By MARINA WATERS
Technology has changed the way educators teach their students. And now Ridgeview Elementary school teacher Hillary Lambert will be able to equip her kindergarten class with some changes as well.
Lambert is one of six teachers in Washington County to receive part of the $17, 927 QUEST grant. The grant offers funds for educational projects and items the school system might not have readily available.
After applying, Lambert was awarded $3, 242.10 for her project “Engaging Minds in Room 139” which involves hands-on learning tools such as iPads.
“Everything is going to technology,” Lambert said. “It’s a time that they’re growing up with the technology. That’s why I don’t like to give them worksheets because they’re not engaging. That’s why I wanted hands-on activities because they’re little and they get a sense of play while they’re learning.”
iPads with learning apps for kids such as Tiggly help teach students anything from words to shapes and will soon be implemented in the Ridgeview Elementary classroom. For Lambert, these new devices, however, are just another way to keep up with the world’s technological changes. This is a change that she’s seen first-hand as a teacher and also as a student who enjoyed a television and other technology that has been surpassed by today’s items like an iPad.
“I grew up in Washington County,” Lambert said. “They called that the 21st century classroom and that was the ‘it’ classroom that you wanted to be in and it’s just funny to see that.

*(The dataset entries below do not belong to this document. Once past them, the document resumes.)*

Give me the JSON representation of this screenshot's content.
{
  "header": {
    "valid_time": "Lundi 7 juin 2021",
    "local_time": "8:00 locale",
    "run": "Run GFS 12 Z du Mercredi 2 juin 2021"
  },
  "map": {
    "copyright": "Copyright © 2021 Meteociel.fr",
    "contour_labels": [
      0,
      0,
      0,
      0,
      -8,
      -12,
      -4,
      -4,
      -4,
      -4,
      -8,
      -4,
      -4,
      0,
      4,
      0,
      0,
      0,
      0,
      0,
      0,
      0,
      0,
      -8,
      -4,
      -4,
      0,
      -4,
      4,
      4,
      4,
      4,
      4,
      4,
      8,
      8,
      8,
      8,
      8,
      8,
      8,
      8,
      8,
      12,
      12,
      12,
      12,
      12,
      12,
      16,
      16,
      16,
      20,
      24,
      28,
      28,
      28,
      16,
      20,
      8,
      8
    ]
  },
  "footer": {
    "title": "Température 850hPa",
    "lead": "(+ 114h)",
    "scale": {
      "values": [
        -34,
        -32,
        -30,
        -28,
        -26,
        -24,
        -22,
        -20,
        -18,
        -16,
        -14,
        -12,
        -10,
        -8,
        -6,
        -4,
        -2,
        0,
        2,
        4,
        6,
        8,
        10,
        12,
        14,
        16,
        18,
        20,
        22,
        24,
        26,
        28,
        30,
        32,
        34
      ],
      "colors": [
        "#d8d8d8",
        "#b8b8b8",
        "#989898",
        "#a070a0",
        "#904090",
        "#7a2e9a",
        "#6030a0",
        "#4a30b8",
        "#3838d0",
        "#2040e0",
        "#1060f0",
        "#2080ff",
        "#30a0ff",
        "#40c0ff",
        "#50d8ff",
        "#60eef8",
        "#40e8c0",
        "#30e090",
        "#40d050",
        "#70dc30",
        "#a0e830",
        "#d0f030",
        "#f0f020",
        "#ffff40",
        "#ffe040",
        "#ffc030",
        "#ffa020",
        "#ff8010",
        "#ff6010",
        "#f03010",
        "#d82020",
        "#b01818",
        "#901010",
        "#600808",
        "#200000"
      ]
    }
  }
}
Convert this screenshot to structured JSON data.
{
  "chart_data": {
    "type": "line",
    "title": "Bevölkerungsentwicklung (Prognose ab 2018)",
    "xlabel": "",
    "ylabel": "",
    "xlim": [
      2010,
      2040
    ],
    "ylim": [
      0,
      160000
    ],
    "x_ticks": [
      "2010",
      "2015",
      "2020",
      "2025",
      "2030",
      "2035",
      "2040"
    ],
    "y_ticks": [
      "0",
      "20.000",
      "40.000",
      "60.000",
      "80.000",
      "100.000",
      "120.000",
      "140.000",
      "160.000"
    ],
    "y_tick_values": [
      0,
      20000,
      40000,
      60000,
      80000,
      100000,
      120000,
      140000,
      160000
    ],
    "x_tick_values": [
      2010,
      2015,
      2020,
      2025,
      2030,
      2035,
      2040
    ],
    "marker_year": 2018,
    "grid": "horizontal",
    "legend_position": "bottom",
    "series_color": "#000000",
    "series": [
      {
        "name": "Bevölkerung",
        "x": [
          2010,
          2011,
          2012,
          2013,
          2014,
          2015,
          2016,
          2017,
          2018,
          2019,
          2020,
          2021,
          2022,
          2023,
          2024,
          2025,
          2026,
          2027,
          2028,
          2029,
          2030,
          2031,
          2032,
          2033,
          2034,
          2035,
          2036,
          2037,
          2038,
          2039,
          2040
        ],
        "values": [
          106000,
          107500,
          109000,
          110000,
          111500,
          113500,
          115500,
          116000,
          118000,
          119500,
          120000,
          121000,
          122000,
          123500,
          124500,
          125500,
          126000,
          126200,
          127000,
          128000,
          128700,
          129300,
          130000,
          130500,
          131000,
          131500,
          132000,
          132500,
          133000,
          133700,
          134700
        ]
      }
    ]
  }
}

It’s crazy to see.”
Apart from keeping up with today’s technology, Lambert also thinks these iPads will keep students more engaged than some traditional methods.
“They grow up with it and they’re used to it,” Lambert explained. “So letting them have it in the classroom and experience it everyday— they just love it and they’re so engaged when they use it.”
However, these lesson plans won’t be centered around what these iPads offer; rather, the features on these devices will complement what Lambert plans to teach her students throughout the year.
“They have all different programs within them that I can align with what I’m teaching,” Lambert said. “As soon as I get my money and get all my stuff, they can get right to work.”
Before working on her application for the grant, Lambert said she was inspired by her realization that an upgrade was needed in her classroom.
“I have four computers in my classroom,” Lambert said. “Two of them randomly turn off so that was another reason why I really wanted to apply for it because my kids will be working on them and then the next thing you know, they have a random blue screen. So I was thinking they needed some reliable technology that they can use.”
Not only will her class receive these devices, but for Lambert, they are also receiving an opportunity they might not have received without the grant.
“I would never have been able to pay for it out of my own pocket,” Lambert said. “So it’s awesome that I got that.”